The previous moratorium expired on Tuesday.

Planning Commission is expected to meet Oct. 15 and approve code requirements for marijuana businesses wanting to open in the city that has four marijuana dispensaries. Once that plan is recommended to City Council, a public hearing will be held Nov. 12, and the plan could take affect Dec. 26, city officials said.

Vice Mayor Christina McElfresh, filing in for Mayor Keith Funk who was excused from the meeting, said this will be Monroe’s last marijuana moratorium. She hopes the code recommendations from Planning Commissions are approved because “a lot of time was spent on it.”

McElfresh said she’s satisfied with the four dispensaries located in the city, two in Butler and two in Warren county. The four Monroe dispensaries: Columbia Care Monroe, two Shangri-La Dispensary Ohio locations and The Landing Dispensary.

“You can be one extreme or the other,” she told the Journal-News after the meeting. “From zero to 20 on every corner. I don’t want either one of those. I want that happy middle ground where you have some representation, but our city isn’t overwhelmed with it and you become known for it.”

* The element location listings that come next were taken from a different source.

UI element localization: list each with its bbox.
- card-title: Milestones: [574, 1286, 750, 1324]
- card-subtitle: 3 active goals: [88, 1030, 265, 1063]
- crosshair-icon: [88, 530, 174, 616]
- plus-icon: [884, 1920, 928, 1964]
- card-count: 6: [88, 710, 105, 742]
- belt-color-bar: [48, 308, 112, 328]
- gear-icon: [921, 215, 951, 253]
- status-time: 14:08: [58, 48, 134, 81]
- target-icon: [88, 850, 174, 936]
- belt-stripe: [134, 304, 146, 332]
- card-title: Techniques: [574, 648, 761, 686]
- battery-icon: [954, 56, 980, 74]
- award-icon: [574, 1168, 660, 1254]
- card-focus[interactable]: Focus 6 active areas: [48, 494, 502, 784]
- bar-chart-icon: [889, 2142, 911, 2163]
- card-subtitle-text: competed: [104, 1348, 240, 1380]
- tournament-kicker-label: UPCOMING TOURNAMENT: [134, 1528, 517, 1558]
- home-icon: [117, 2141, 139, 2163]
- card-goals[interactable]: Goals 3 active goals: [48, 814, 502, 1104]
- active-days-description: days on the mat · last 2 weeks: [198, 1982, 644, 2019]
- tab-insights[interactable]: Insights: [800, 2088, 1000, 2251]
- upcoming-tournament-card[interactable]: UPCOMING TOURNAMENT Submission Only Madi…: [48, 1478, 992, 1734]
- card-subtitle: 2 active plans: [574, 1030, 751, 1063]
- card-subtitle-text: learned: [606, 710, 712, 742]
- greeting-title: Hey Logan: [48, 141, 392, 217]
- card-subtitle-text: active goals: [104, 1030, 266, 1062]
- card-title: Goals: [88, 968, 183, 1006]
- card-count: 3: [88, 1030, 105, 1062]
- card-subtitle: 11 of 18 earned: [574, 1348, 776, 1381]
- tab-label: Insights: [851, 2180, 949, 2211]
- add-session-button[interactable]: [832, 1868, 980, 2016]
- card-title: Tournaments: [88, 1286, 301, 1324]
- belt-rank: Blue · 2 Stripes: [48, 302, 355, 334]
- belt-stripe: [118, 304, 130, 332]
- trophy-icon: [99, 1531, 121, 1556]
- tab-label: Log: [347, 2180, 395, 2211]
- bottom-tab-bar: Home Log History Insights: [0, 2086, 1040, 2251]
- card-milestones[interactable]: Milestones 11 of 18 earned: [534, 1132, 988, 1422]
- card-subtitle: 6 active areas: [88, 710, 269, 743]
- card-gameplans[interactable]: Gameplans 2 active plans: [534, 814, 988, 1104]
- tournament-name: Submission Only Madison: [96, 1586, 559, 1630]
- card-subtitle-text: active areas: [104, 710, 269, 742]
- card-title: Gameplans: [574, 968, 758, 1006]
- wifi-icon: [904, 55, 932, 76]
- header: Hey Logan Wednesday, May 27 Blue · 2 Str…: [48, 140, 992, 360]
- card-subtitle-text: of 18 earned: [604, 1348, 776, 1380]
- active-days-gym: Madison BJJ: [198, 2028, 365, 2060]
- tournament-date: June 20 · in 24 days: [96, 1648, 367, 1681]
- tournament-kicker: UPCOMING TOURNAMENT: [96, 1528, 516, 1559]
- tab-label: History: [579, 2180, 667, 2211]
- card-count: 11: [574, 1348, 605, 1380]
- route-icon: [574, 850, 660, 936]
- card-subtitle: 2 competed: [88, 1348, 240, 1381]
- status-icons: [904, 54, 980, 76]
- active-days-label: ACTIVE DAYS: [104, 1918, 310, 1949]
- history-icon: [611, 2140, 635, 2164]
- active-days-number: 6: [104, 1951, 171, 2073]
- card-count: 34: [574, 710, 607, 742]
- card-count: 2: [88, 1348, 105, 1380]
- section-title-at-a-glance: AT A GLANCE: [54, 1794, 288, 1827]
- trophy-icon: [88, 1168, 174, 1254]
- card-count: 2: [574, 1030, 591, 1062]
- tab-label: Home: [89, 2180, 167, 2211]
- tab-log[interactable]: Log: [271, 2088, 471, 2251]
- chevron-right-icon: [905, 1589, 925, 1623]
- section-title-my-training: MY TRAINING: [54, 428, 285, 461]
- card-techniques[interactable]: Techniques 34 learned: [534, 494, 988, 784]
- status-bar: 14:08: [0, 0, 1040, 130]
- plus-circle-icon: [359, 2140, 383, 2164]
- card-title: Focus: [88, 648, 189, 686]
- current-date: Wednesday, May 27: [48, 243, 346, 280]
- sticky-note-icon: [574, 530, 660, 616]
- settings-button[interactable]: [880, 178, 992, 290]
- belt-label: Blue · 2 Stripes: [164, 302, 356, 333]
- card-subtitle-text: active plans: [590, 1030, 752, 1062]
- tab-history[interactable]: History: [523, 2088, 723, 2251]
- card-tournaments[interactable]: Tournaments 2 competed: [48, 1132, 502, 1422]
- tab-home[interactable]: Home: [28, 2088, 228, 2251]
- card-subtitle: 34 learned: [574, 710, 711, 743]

Council member Michael Graves, who has voiced his concerns about the number of marijuana businesses in the city, said he doesn’t want Monroe to be “the headquarters of marijuana in the state.”

Monroe, with an estimated population of 15,500, doesn’t need more than four cannabis businesses, he said.

The No. 1 complaint from residents is the redundancy of businesses in the city, according to Graves. There are already too many warehouses, car washes, pizza and Mexican restaurants in the city, residents have told Graves.

The four marijuana businesses are located near Interstate 75, are 2.5 miles apart and report “very healthy” sales, Tom Smith, the city’s development director, has said.